If you’ve seen the movie Kicking & Screaming (with Will Ferrell) let’s just say it’s painfully honest about this. It’s the parents that make things hard. One player, in particular, had a grandpa (who may have been a war veteran) who was there at every practice. He chewed tobacco, spat on the ground a lot, and wore shirts with profanity on them. He also liked to shout out passive-aggressive comments when he disagreed with my calls. How could I try to show his grandson good sportsmanship when he was always undermining me? I never came up with a good solution for that. I just tried to do the best I could and ignore the peanut gallery.
The takeaway for adults here is—in case it isn’t obvious—don’t make the coach’s job difficult. I’m sure school teachers know what I’m describing here, to a much greater extent than I do.
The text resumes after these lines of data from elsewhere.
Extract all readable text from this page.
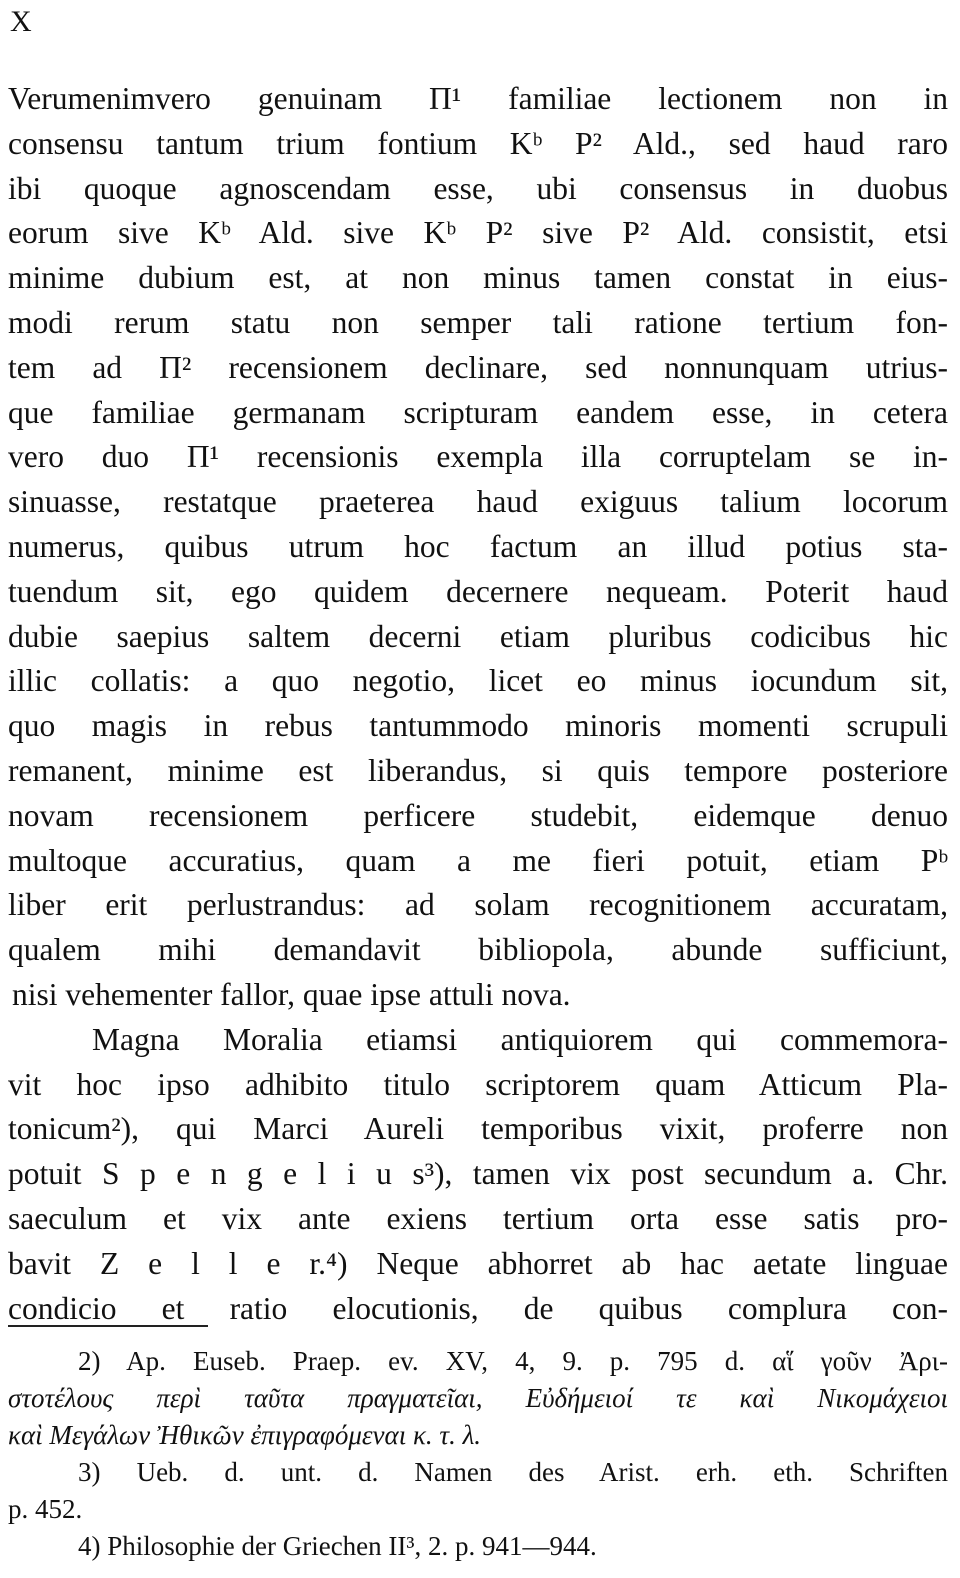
X
Verumenimvero genuinam Π¹ familiae lectionem non in
consensu tantum trium fontium Kᵇ P² Ald., sed haud raro
ibi quoque agnoscendam esse, ubi consensus in duobus
eorum sive Kᵇ Ald. sive Kᵇ P² sive P² Ald. consistit, etsi
minime dubium est, at non minus tamen constat in eius-
modi rerum statu non semper tali ratione tertium fon-
tem ad Π² recensionem declinare, sed nonnunquam utrius-
que familiae germanam scripturam eandem esse, in cetera
vero duo Π¹ recensionis exempla illa corruptelam se in-
sinuasse, restatque praeterea haud exiguus talium locorum
numerus, quibus utrum hoc factum an illud potius sta-
tuendum sit, ego quidem decernere nequeam. Poterit haud
dubie saepius saltem decerni etiam pluribus codicibus hic
illic collatis: a quo negotio, licet eo minus iocundum sit,
quo magis in rebus tantummodo minoris momenti scrupuli
remanent, minime est liberandus, si quis tempore posteriore
novam recensionem perficere studebit, eidemque denuo
multoque accuratius, quam a me fieri potuit, etiam Pᵇ
liber erit perlustrandus: ad solam recognitionem accuratam,
qualem mihi demandavit bibliopola, abunde sufficiunt,
nisi vehementer fallor, quae ipse attuli nova.
Magna Moralia etiamsi antiquiorem qui commemora-
vit hoc ipso adhibito titulo scriptorem quam Atticum Pla-
tonicum²), qui Marci Aureli temporibus vixit, proferre non
potuit S p e n g e l i u s³), tamen vix post secundum a. Chr.
saeculum et vix ante exiens tertium orta esse satis pro-
bavit Z e l l e r.⁴) Neque abhorret ab hac aetate linguae
condicio et ratio elocutionis, de quibus complura con-
2) Ap. Euseb. Praep. ev. XV, 4, 9. p. 795 d. αἵ γοῦν Ἀρι-
στοτέλους περὶ ταῦτα πραγματεῖαι, Εὐδήμειοί τε καὶ Νικομάχειοι
καὶ Μεγάλων Ἠθικῶν ἐπιγραφόμεναι κ. τ. λ.
3) Ueb. d. unt. d. Namen des Arist. erh. eth. Schriften
p. 452.
4) Philosophie der Griechen II³, 2. p. 941—944.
Really, though, if you have strong opinions, get involved, rather than criticizing from the sidelines. And be a good example for your kids.
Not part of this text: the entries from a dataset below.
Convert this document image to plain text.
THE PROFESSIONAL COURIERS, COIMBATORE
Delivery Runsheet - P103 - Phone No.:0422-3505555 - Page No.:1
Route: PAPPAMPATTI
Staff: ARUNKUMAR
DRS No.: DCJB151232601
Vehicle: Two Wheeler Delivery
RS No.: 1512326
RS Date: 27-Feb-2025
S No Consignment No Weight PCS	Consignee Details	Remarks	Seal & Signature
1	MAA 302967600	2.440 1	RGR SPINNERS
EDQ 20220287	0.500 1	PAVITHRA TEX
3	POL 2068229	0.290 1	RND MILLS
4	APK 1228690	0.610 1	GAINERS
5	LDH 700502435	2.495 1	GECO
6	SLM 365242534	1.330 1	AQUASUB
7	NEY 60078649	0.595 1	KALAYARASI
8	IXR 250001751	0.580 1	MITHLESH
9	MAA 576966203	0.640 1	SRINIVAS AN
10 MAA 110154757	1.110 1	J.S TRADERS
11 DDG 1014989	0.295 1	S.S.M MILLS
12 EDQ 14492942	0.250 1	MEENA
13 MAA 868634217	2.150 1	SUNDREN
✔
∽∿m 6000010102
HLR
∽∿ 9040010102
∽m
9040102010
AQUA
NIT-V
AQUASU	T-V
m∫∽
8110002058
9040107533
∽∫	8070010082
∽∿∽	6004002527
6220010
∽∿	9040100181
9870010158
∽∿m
Lesson #9: There’s a Time and a Place for Participation Trophies.
I’ve since found out that this is a pretty controversial stance to take—apparently there are many people, professional athletes included, who are outright enemies of participation trophies. I’m okay with taking the unpopular route: I like them. I think if a kid can stick around through a whole season of a sport that makes them cry, and confuses them, and they try hard, and learn to lose gracefully, or win with humility, that kid deserves an award. I’m not into coddling or telling kids that they’re “winners” when they aren’t—I draw a firm line between winning and losing. But I’m absolutely the first one who will tell them “you did a great job, and you should be proud of that.” If you play ball for Coach Ron, you’re getting a trophy at the end of the season, period.
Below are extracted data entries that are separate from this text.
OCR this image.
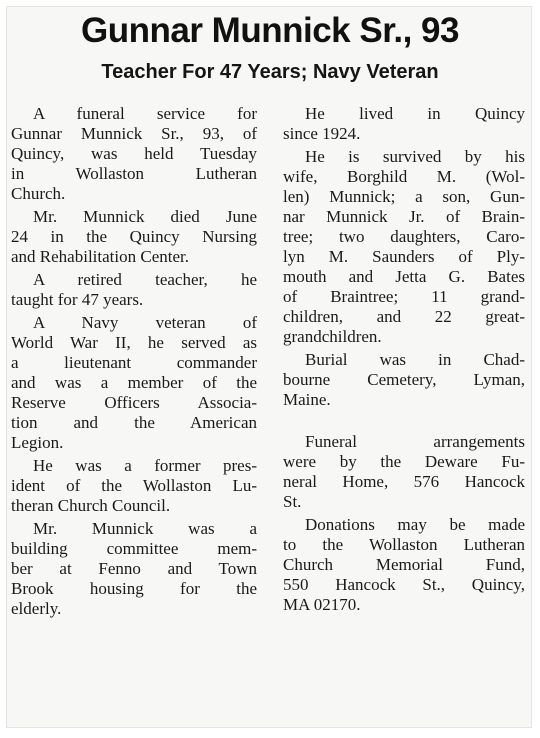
Gunnar Munnick Sr., 93
Teacher For 47 Years; Navy Veteran
A funeral service for
Gunnar Munnick Sr., 93, of
Quincy, was held Tuesday
in Wollaston Lutheran
Church.
Mr. Munnick died June
24 in the Quincy Nursing
and Rehabilitation Center.
A retired teacher, he
taught for 47 years.
A Navy veteran of
World War II, he served as
a lieutenant commander
and was a member of the
Reserve Officers Associa-
tion and the American
Legion.
He was a former pres-
ident of the Wollaston Lu-
theran Church Council.
Mr. Munnick was a
building committee mem-
ber at Fenno and Town
Brook housing for the
elderly.
He lived in Quincy
since 1924.
He is survived by his
wife, Borghild M. (Wol-
len) Munnick; a son, Gun-
nar Munnick Jr. of Brain-
tree; two daughters, Caro-
lyn M. Saunders of Ply-
mouth and Jetta G. Bates
of Braintree; 11 grand-
children, and 22 great-
grandchildren.
Burial was in Chad-
bourne Cemetery, Lyman,
Maine.
Funeral arrangements
were by the Deware Fu-
neral Home, 576 Hancock
St.
Donations may be made
to the Wollaston Lutheran
Church Memorial Fund,
550 Hancock St., Quincy,
MA 02170.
Let’s be honest: adults get participation trophies all the time. We take “selfies” to show off our efforts to impress our friends, even if we come in last place. Or we buy ourselves a consolation prize to make ourselves feel better. Or we’ll tell our friends “I only lost by 4/10ths of a second.” These are all a kind of participation trophy, and we’re hypocritical for teaching kids such high and mighty principles of sportsmanship that we’re happy to bend for ourselves. Again, I’m not critical of giving children rewards for participation—I’m critical of adults who think they’re no good but give them to themselves.
Lesson #10: It Makes a Father Indescribably Happy to See His Son Playing Ball.
I grew up around baseball. Not like some others who played a lot of it, and I never played Little League, for example, but I did learn to play it in a kids rec league. I spent lots of my “chore money” as a child buying baseball cards and trading them with my friends. I still have a box of old cards somewhere with a Fleer or Topps collection of Jose Canseco, Ken Griffey, Jr., Mark McGuire, Barry Bonds, Darryl Strawberry, and others.
My uncle took me to my first baseball game ever, and we watched the Stockton Ports play the Lake Elsinore Storm. I remember everything about that game. I even saw someone I knew there: my tap dancing teacher was sitting in the chair in front of me. He bought us hotdogs and peanuts. That was magical. The whole thing was magical.
Most of my memories of being at my grandparents’ house involve a TV playing in the background, and if my grandpa wasn’t watching golf, he was watching baseball. Sometimes I’d sit through a whole game: the first game I sat all the way through was when he and I watched Hideo Nomo pitch the first ever no-hitter at Coors Field. When we moved to Colorado, grandpa took us to watch the Skysox play, and he made it a yearly tradition after that. He bought us anything we wanted: peanuts, cotton candy, hot dogs, sodas, and pizza. …all on the same day.
Baseball is America’s pastime, and it’s a Stauffer family tradition. I’m proud to pass it on to my sons, and I’ve gotta say, even if nobody calls me “Coach Ron” again, I’m glad to have had the experience of passing it on. Baseball—and tiny little baseball players—have a lot to teach us. We’re not so different from our kids: we just have larger uniforms.